No matter what language it's in, the above message on one's computer screen is alarming, especially when it is preceded by a gray curtain descending from the top of one's computer screen to the bottom (in the Windows operating system, the screen apparently just stays blue and is known as the "Blue Screen of Death"). Apple prefers the term, "kernel panic". Apple products may panic, but they never ever die.
I asked a techhead friend to describe "kernel panic" in a way I understood. He said, "It's like you're reading instructions for putting together a complicated piece of IKEA furniture and the 18th critical step is left out. You need bolt Q, but it's not there. So the computer shuts down because it does not understand what to do or where to go next."

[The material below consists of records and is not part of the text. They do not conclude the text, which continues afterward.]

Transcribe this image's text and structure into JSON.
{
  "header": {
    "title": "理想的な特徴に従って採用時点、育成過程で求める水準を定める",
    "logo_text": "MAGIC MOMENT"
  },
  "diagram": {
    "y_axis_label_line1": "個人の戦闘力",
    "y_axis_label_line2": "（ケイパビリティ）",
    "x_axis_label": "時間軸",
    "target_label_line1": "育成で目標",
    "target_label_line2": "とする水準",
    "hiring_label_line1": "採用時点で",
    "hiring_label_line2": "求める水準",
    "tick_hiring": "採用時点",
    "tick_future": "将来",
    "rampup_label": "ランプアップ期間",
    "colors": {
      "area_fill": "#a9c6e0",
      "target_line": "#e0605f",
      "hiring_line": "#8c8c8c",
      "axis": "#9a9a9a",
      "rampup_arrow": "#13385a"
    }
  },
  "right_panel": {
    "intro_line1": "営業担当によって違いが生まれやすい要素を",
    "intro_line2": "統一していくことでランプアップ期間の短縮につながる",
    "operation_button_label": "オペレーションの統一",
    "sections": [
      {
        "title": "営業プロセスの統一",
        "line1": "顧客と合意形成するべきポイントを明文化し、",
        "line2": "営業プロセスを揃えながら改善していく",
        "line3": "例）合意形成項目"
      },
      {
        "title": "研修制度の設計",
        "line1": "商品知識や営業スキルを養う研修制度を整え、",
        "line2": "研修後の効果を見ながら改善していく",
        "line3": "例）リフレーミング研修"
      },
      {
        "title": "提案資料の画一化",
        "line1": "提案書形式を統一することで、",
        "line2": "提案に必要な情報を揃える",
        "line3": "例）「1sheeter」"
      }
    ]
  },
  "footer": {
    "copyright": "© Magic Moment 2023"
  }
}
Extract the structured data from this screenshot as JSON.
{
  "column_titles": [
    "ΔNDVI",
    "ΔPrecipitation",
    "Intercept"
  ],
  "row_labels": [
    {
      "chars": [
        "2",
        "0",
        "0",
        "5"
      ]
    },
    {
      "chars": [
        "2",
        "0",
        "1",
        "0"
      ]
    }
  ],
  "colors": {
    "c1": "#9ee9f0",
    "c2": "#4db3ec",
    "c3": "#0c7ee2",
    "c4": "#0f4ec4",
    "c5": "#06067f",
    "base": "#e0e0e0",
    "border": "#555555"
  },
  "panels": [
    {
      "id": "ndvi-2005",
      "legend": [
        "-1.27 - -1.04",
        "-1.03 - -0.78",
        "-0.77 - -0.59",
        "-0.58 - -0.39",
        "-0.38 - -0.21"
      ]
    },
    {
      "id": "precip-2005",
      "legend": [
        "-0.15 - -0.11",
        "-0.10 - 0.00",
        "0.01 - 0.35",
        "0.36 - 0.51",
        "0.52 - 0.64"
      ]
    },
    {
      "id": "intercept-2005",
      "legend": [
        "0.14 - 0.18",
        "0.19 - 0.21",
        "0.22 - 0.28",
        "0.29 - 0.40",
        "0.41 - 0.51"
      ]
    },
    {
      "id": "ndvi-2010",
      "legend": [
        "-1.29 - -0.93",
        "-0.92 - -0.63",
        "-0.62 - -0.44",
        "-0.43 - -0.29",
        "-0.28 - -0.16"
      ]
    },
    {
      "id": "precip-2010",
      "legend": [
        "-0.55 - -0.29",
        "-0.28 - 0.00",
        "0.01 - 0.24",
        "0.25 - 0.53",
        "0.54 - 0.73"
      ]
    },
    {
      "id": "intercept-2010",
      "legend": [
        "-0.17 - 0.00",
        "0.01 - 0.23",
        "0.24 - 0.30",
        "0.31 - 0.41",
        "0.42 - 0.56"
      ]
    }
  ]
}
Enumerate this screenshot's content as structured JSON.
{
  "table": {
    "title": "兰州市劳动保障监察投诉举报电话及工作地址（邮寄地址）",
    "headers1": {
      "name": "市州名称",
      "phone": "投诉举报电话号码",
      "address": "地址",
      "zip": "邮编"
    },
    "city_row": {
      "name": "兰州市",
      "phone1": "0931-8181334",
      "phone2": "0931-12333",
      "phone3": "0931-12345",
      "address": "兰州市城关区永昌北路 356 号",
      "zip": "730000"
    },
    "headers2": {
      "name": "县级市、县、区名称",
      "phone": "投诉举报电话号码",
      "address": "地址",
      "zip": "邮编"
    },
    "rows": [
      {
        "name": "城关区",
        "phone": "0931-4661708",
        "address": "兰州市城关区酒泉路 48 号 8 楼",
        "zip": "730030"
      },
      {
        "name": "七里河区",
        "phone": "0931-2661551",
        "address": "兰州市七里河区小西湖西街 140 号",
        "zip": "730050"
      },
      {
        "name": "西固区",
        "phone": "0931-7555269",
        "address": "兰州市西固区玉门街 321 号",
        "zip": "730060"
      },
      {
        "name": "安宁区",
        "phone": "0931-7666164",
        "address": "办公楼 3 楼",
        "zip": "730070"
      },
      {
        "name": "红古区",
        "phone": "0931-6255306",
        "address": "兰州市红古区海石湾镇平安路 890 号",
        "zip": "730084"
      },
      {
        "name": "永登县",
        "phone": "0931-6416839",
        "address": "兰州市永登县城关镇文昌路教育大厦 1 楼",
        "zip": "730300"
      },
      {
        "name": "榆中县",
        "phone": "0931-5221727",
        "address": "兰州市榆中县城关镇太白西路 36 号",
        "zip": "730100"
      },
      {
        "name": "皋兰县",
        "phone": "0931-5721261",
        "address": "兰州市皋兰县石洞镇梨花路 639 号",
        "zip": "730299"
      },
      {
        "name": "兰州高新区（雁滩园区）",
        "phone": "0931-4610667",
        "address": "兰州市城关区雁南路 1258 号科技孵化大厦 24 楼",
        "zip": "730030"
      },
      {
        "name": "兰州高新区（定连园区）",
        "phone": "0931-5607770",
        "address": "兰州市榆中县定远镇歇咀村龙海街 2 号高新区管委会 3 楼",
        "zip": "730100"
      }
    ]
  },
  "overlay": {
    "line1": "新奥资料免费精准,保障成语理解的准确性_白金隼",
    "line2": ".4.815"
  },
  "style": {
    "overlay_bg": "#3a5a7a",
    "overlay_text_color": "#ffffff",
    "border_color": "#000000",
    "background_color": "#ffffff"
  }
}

Don't you wish that happened to humans? Or perhaps it does. Flannista knows that she shut down a good part of the past 48 hours, numb from a seemingly catatrosphic failure for an iMac that is just four months old. What did I do wrong? Should I have shut it down more often rather than putting it to sleep? Do I play Nine Inch Nails music on iTunes too much? Do I use the f-word within earshot of the logic board? Who knows? I will confess that it felt okay to shut down in a new way. A year ago, I would have ranted and wept and stomped my feet. This weekend, I just shut up, tried not to panic. Have patience. Thought a lot about Gwendolyn waiting for biopsy and CT scan results. Then I realized that I was calm enough to do my own pondering and wondered if the problem began when I changed the track pad batteries ten days ago . . . could they be bad? Could the bluetooth track pad be that missing part -- bolt Q? Could my panic be resolved simply by inserting two other new batteries?
It seems it could. Jury is still out, but so far, so good.
I find myself humbled by it all . . . and wondering about how much I have relied on computers for my sense of well-being. Perhaps it's time the gray curtain came down on that need, and a brighter curtain came up on what more reliably enlightens my soul. I don't yet know. I do know that I'm not going to panic about it.
Would not using your computer for a week enlighten your soul? If no, why? If yes, how so?